La même chose s'applique au contenu qui manque de sensibilité lors de crises ou de moments sensibles. Un client qui veut publier une promo légère pendant un moment où son industrie fait face à un retour sérieux doit entendre : « Ce n'est pas le moment. La conversation se fait autour de problèmes sérieux en ce moment. Publier cela vous fera paraître dépassé. Attendons une semaine et réévaluons. »
Ces moments de non dur sont rares. La plupart des désaccords concernent la stratégie, pas l'éthique. Gérez-les par la conversation. Réservez le non dur pour quand vous en avez vraiment besoin.

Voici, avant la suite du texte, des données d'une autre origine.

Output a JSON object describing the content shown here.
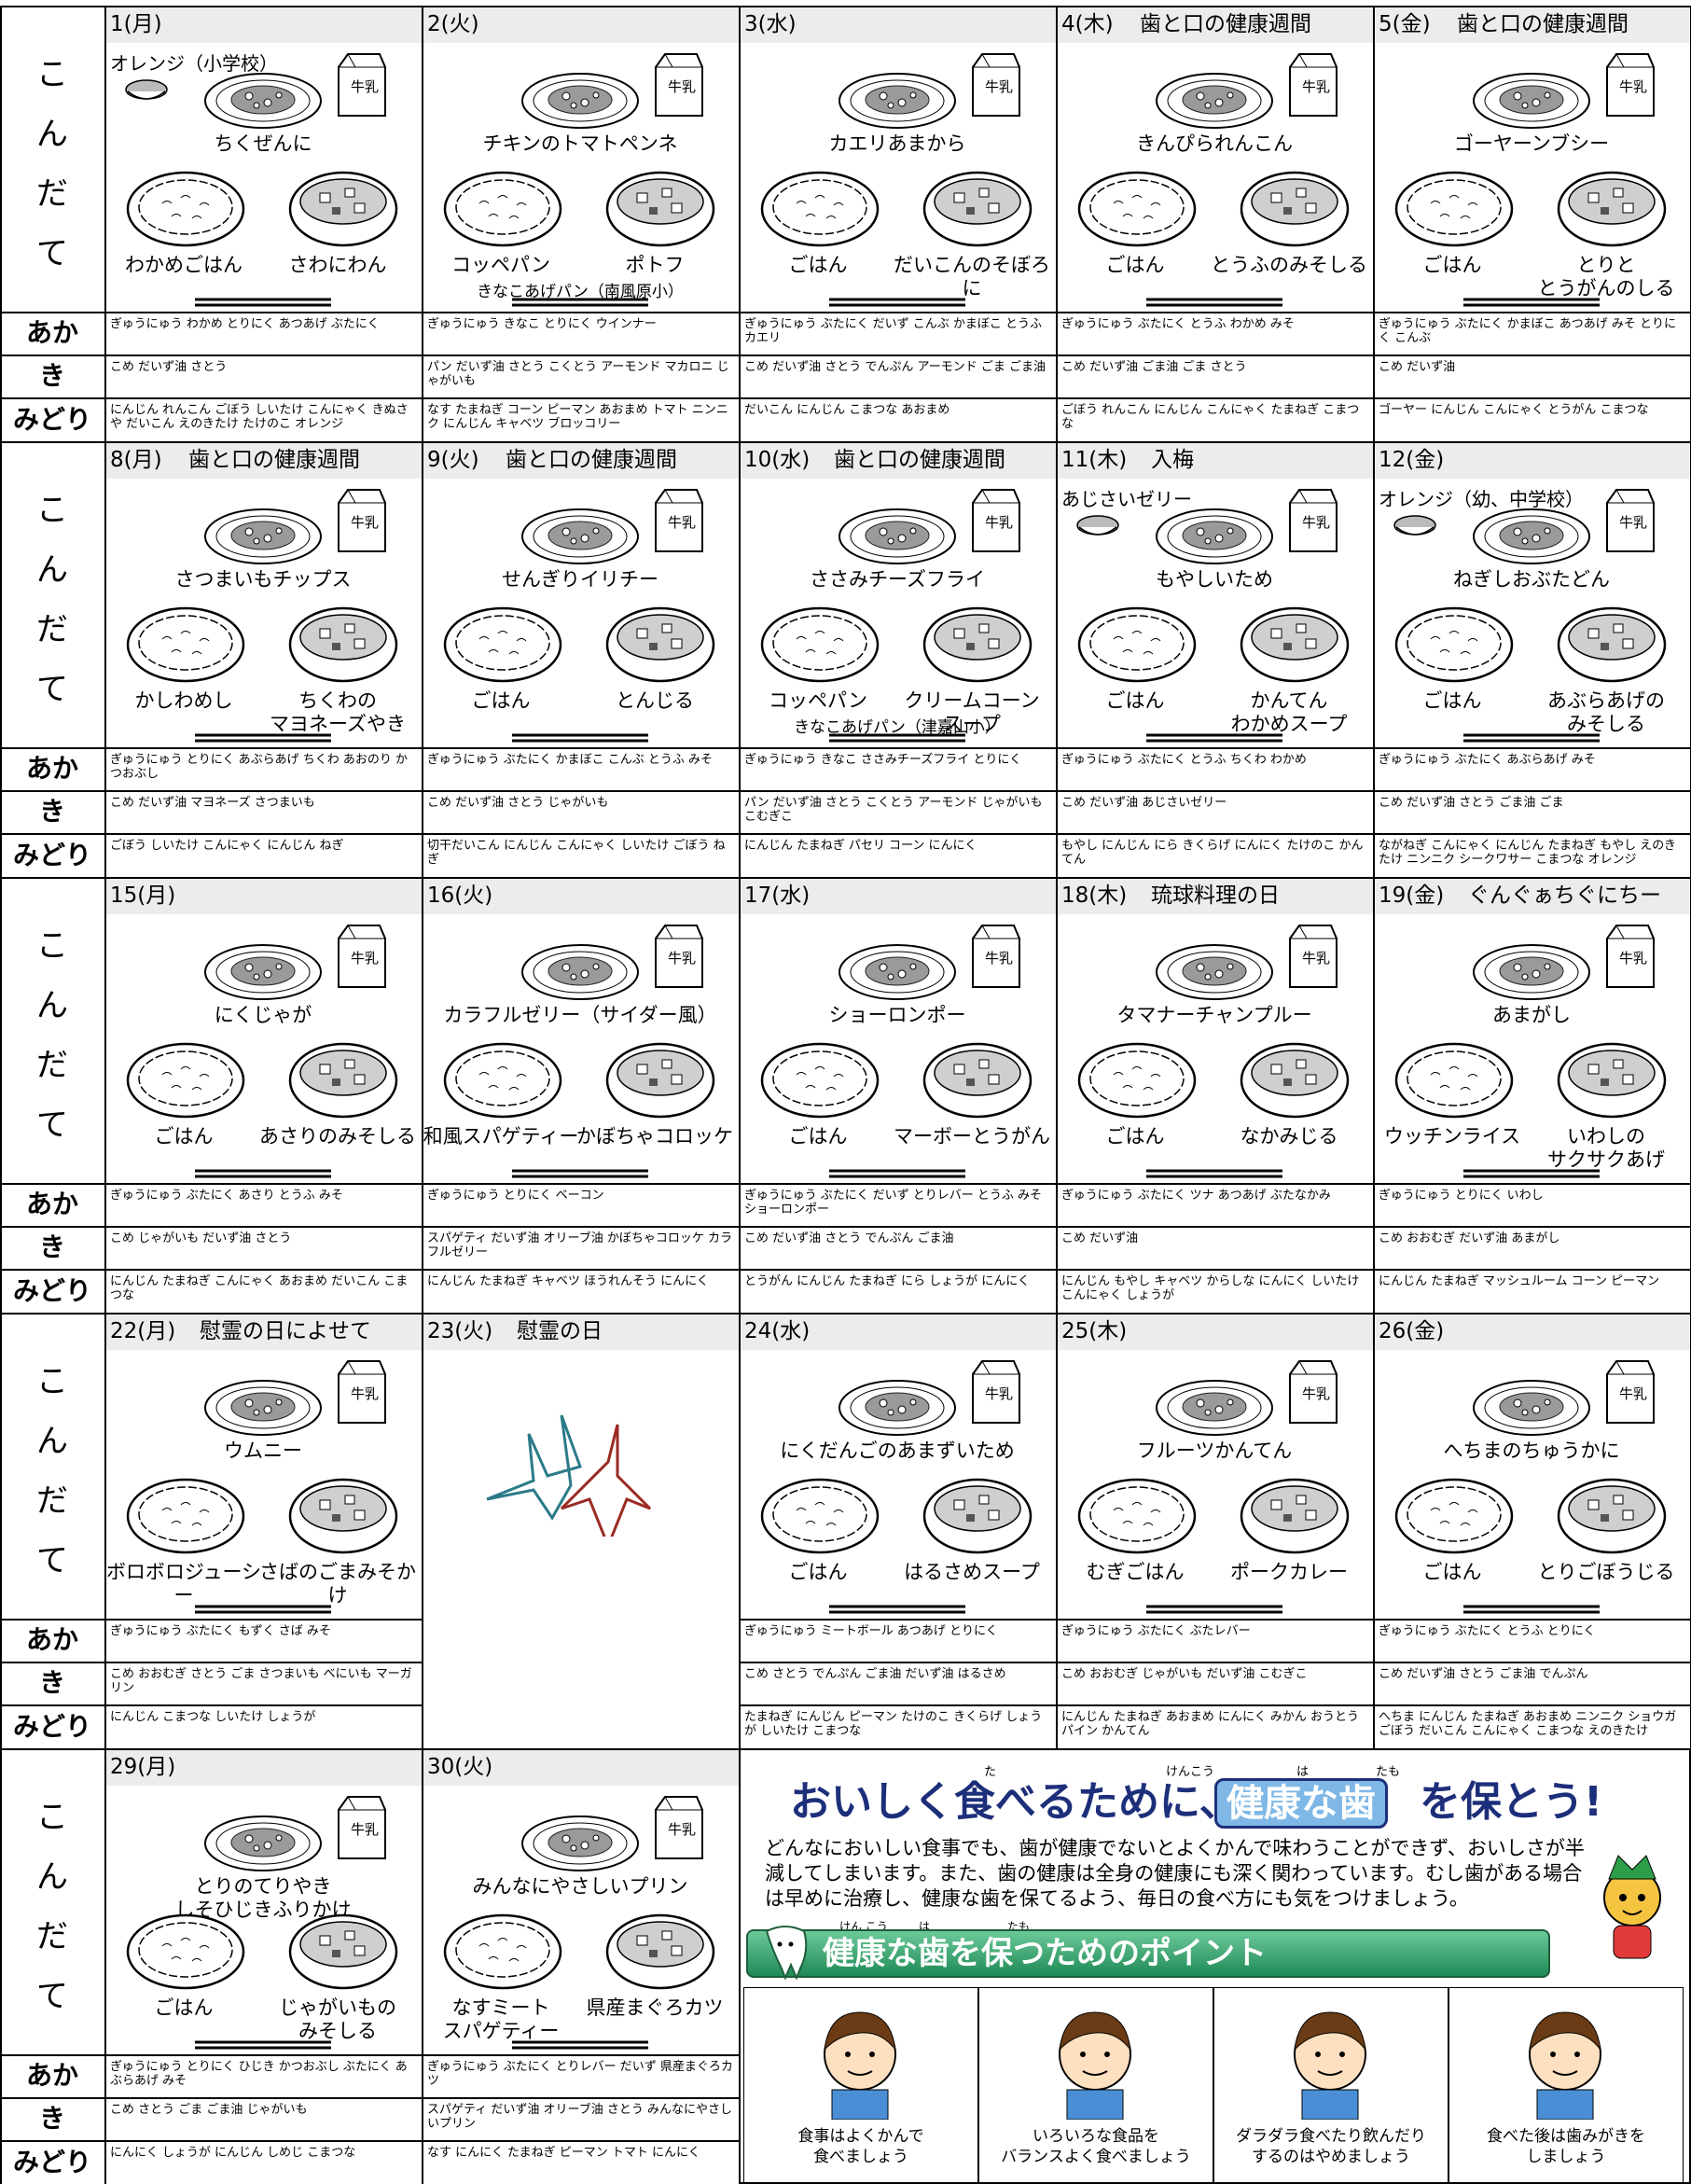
{
  "milk_label": "牛乳",
  "row_labels": {
    "kondate": "こんだて",
    "aka": "あか",
    "ki": "き",
    "midori": "みどり"
  },
  "weeks": [
    {
      "days": [
        {
          "date": "1(月)",
          "extra": "オレンジ（小学校）",
          "main": "ちくぜんに",
          "sides": [
            "わかめごはん",
            "さわにわん"
          ],
          "aka": "ぎゅうにゅう わかめ とりにく あつあげ ぶたにく",
          "ki": "こめ だいず油 さとう",
          "midori": "にんじん れんこん ごぼう しいたけ こんにゃく きぬさや だいこん えのきたけ たけのこ オレンジ"
        },
        {
          "date": "2(火)",
          "main": "チキンのトマトペンネ",
          "sides": [
            "コッペパン",
            "ポトフ"
          ],
          "note": "きなこあげパン（南風原小）",
          "aka": "ぎゅうにゅう きなこ とりにく ウインナー",
          "ki": "パン だいず油 さとう こくとう アーモンド マカロニ じゃがいも",
          "midori": "なす たまねぎ コーン ピーマン あおまめ トマト ニンニク にんじん キャベツ ブロッコリー"
        },
        {
          "date": "3(水)",
          "main": "カエリあまから",
          "sides": [
            "ごはん",
            "だいこんのそぼろに"
          ],
          "aka": "ぎゅうにゅう ぶたにく だいず こんぶ かまぼこ とうふ カエリ",
          "ki": "こめ だいず油 さとう でんぷん アーモンド ごま ごま油",
          "midori": "だいこん にんじん こまつな あおまめ"
        },
        {
          "date": "4(木)",
          "event": "歯と口の健康週間",
          "main": "きんぴられんこん",
          "sides": [
            "ごはん",
            "とうふのみそしる"
          ],
          "aka": "ぎゅうにゅう ぶたにく とうふ わかめ みそ",
          "ki": "こめ だいず油 ごま油 ごま さとう",
          "midori": "ごぼう れんこん にんじん こんにゃく たまねぎ こまつな"
        },
        {
          "date": "5(金)",
          "event": "歯と口の健康週間",
          "main": "ゴーヤーンブシー",
          "sides": [
            "ごはん",
            "とりと\nとうがんのしる"
          ],
          "aka": "ぎゅうにゅう ぶたにく かまぼこ あつあげ みそ とりにく こんぶ",
          "ki": "こめ だいず油",
          "midori": "ゴーヤー にんじん こんにゃく とうがん こまつな"
        }
      ]
    },
    {
      "days": [
        {
          "date": "8(月)",
          "event": "歯と口の健康週間",
          "main": "さつまいもチップス",
          "sides": [
            "かしわめし",
            "ちくわの\nマヨネーズやき"
          ],
          "aka": "ぎゅうにゅう とりにく あぶらあげ ちくわ あおのり かつおぶし",
          "ki": "こめ だいず油 マヨネーズ さつまいも",
          "midori": "ごぼう しいたけ こんにゃく にんじん ねぎ"
        },
        {
          "date": "9(火)",
          "event": "歯と口の健康週間",
          "main": "せんぎりイリチー",
          "sides": [
            "ごはん",
            "とんじる"
          ],
          "aka": "ぎゅうにゅう ぶたにく かまぼこ こんぶ とうふ みそ",
          "ki": "こめ だいず油 さとう じゃがいも",
          "midori": "切干だいこん にんじん こんにゃく しいたけ ごぼう ねぎ"
        },
        {
          "date": "10(水)",
          "event": "歯と口の健康週間",
          "main": "ささみチーズフライ",
          "sides": [
            "コッペパン",
            "クリームコーン\nスープ"
          ],
          "note": "きなこあげパン（津嘉山小）",
          "aka": "ぎゅうにゅう きなこ ささみチーズフライ とりにく",
          "ki": "パン だいず油 さとう こくとう アーモンド じゃがいも こむぎこ",
          "midori": "にんじん たまねぎ パセリ コーン にんにく"
        },
        {
          "date": "11(木)",
          "event": "入梅",
          "extra": "あじさいゼリー",
          "main": "もやしいため",
          "sides": [
            "ごはん",
            "かんてん\nわかめスープ"
          ],
          "aka": "ぎゅうにゅう ぶたにく とうふ ちくわ わかめ",
          "ki": "こめ だいず油 あじさいゼリー",
          "midori": "もやし にんじん にら きくらげ にんにく たけのこ かんてん"
        },
        {
          "date": "12(金)",
          "extra": "オレンジ（幼、中学校）",
          "main": "ねぎしおぶたどん",
          "sides": [
            "ごはん",
            "あぶらあげの\nみそしる"
          ],
          "aka": "ぎゅうにゅう ぶたにく あぶらあげ みそ",
          "ki": "こめ だいず油 さとう ごま油 ごま",
          "midori": "ながねぎ こんにゃく にんじん たまねぎ もやし えのきたけ ニンニク シークワサー こまつな オレンジ"
        }
      ]
    },
    {
      "days": [
        {
          "date": "15(月)",
          "main": "にくじゃが",
          "sides": [
            "ごはん",
            "あさりのみそしる"
          ],
          "aka": "ぎゅうにゅう ぶたにく あさり とうふ みそ",
          "ki": "こめ じゃがいも だいず油 さとう",
          "midori": "にんじん たまねぎ こんにゃく あおまめ だいこん こまつな"
        },
        {
          "date": "16(火)",
          "main": "カラフルゼリー（サイダー風）",
          "sides": [
            "和風スパゲティー",
            "かぼちゃコロッケ"
          ],
          "aka": "ぎゅうにゅう とりにく ベーコン",
          "ki": "スパゲティ だいず油 オリーブ油 かぼちゃコロッケ カラフルゼリー",
          "midori": "にんじん たまねぎ キャベツ ほうれんそう にんにく"
        },
        {
          "date": "17(水)",
          "main": "ショーロンポー",
          "sides": [
            "ごはん",
            "マーボーとうがん"
          ],
          "aka": "ぎゅうにゅう ぶたにく だいず とりレバー とうふ みそ ショーロンポー",
          "ki": "こめ だいず油 さとう でんぷん ごま油",
          "midori": "とうがん にんじん たまねぎ にら しょうが にんにく"
        },
        {
          "date": "18(木)",
          "event": "琉球料理の日",
          "main": "タマナーチャンプルー",
          "sides": [
            "ごはん",
            "なかみじる"
          ],
          "aka": "ぎゅうにゅう ぶたにく ツナ あつあげ ぶたなかみ",
          "ki": "こめ だいず油",
          "midori": "にんじん もやし キャベツ からしな にんにく しいたけ こんにゃく しょうが"
        },
        {
          "date": "19(金)",
          "event": "ぐんぐぁちぐにちー",
          "main": "あまがし",
          "sides": [
            "ウッチンライス",
            "いわしの\nサクサクあげ"
          ],
          "aka": "ぎゅうにゅう とりにく いわし",
          "ki": "こめ おおむぎ だいず油 あまがし",
          "midori": "にんじん たまねぎ マッシュルーム コーン ピーマン"
        }
      ]
    },
    {
      "days": [
        {
          "date": "22(月)",
          "event": "慰霊の日によせて",
          "main": "ウムニー",
          "sides": [
            "ボロボロジューシー",
            "さばのごまみそかけ"
          ],
          "aka": "ぎゅうにゅう ぶたにく もずく さば みそ",
          "ki": "こめ おおむぎ さとう ごま さつまいも べにいも マーガリン",
          "midori": "にんじん こまつな しいたけ しょうが"
        },
        {
          "date": "23(火)",
          "event": "慰霊の日"
        },
        {
          "date": "24(水)",
          "main": "にくだんごのあまずいため",
          "sides": [
            "ごはん",
            "はるさめスープ"
          ],
          "aka": "ぎゅうにゅう ミートボール あつあげ とりにく",
          "ki": "こめ さとう でんぷん ごま油 だいず油 はるさめ",
          "midori": "たまねぎ にんじん ピーマン たけのこ きくらげ しょうが しいたけ こまつな"
        },
        {
          "date": "25(木)",
          "main": "フルーツかんてん",
          "sides": [
            "むぎごはん",
            "ポークカレー"
          ],
          "aka": "ぎゅうにゅう ぶたにく ぶたレバー",
          "ki": "こめ おおむぎ じゃがいも だいず油 こむぎこ",
          "midori": "にんじん たまねぎ あおまめ にんにく みかん おうとう パイン かんてん"
        },
        {
          "date": "26(金)",
          "main": "へちまのちゅうかに",
          "sides": [
            "ごはん",
            "とりごぼうじる"
          ],
          "aka": "ぎゅうにゅう ぶたにく とうふ とりにく",
          "ki": "こめ だいず油 さとう ごま油 でんぷん",
          "midori": "へちま にんじん たまねぎ あおまめ ニンニク ショウガ ごぼう だいこん こんにゃく こまつな えのきたけ"
        }
      ]
    },
    {
      "days": [
        {
          "date": "29(月)",
          "main": "とりのてりやき\nしそひじきふりかけ",
          "sides": [
            "ごはん",
            "じゃがいもの\nみそしる"
          ],
          "aka": "ぎゅうにゅう とりにく ひじき かつおぶし ぶたにく あぶらあげ みそ",
          "ki": "こめ さとう ごま ごま油 じゃがいも",
          "midori": "にんにく しょうが にんじん しめじ こまつな"
        },
        {
          "date": "30(火)",
          "main": "みんなにやさしいプリン",
          "sides": [
            "なすミート\nスパゲティー",
            "県産まぐろカツ"
          ],
          "aka": "ぎゅうにゅう ぶたにく とりレバー だいず 県産まぐろカツ",
          "ki": "スパゲティ だいず油 オリーブ油 さとう みんなにやさしいプリン",
          "midori": "なす にんにく たまねぎ ピーマン トマト にんにく"
        }
      ]
    }
  ],
  "panel": {
    "title_a": "おいしく食べるために、",
    "title_b": "健康な歯",
    "title_c": "を保とう!",
    "furigana": [
      "た",
      "けんこう",
      "は",
      "たも"
    ],
    "text": "どんなにおいしい食事でも、歯が健康でないとよくかんで味わうことができず、おいしさが半減してしまいます。また、歯の健康は全身の健康にも深く関わっています。むし歯がある場合は早めに治療し、健康な歯を保てるよう、毎日の食べ方にも気をつけましょう。",
    "heading": "健康な歯を保つためのポイント",
    "heading_furigana": [
      "けん こう",
      "は",
      "たも"
    ],
    "points": [
      "食事はよくかんで\n食べましょう",
      "いろいろな食品を\nバランスよく食べましょう",
      "ダラダラ食べたり飲んだり\nするのはやめましょう",
      "食べた後は歯みがきを\nしましょう"
    ]
  }
}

Protéger votre relation tout en fixant des limites
Les clients restent avec les gestionnaires de médias sociaux qui améliorent leurs comptes. Cela signifie être disposé à avoir des conversations honnêtes, pas seulement faire ce qu'on vous dit. Les gestionnaires qui ont le plus de difficultés sont ceux qui essaient d'être aimés au lieu d'essayer d'être bons.
Quand vous exprimez des préoccupations à partir d'un lieu d'investissement authentique dans leur succès, les clients le sentent. Ils ne sont pas toujours d'accord avec vous. Mais ils vous respecteront. Et ce respect devient la fondation d'une relation à long terme qui survit aux désaccords.
Gardez vos préoccupations professionnelles et liées aux résultats. Évitez un langage comme « Je déteste ceci » ou « C'est cringe. » Dites « Cela ne s'aligne pas sur la stratégie sur laquelle nous nous sommes mis d'accord » ou « Les données suggèrent que nous verrons de meilleurs résultats si nous... » Vous argumentez à partir de leurs intérêts, pas de vos opinions.
Documentez vos préoccupations par écrit pour qu'il y ait un dossier. Si un client insiste pour publier quelque chose dont vous l'aviez averti et que cela performe mal, vous avez des preuves que vous l'aviez signalé. Cela vous protège professionnellement.
Et parfois, un client publiera quelque chose avec lequel vous êtes en désaccord de toute façon. Laissez-le faire. Vous avez fait votre travail en signalant le problème. Si cela fonctionne, ils feront confiance à votre jugement davantage la prochaine fois. Si cela ne fonctionne pas, ils se souviendront que vous aviez essayé d'aider. De toute façon, votre crédibilité reste intacte.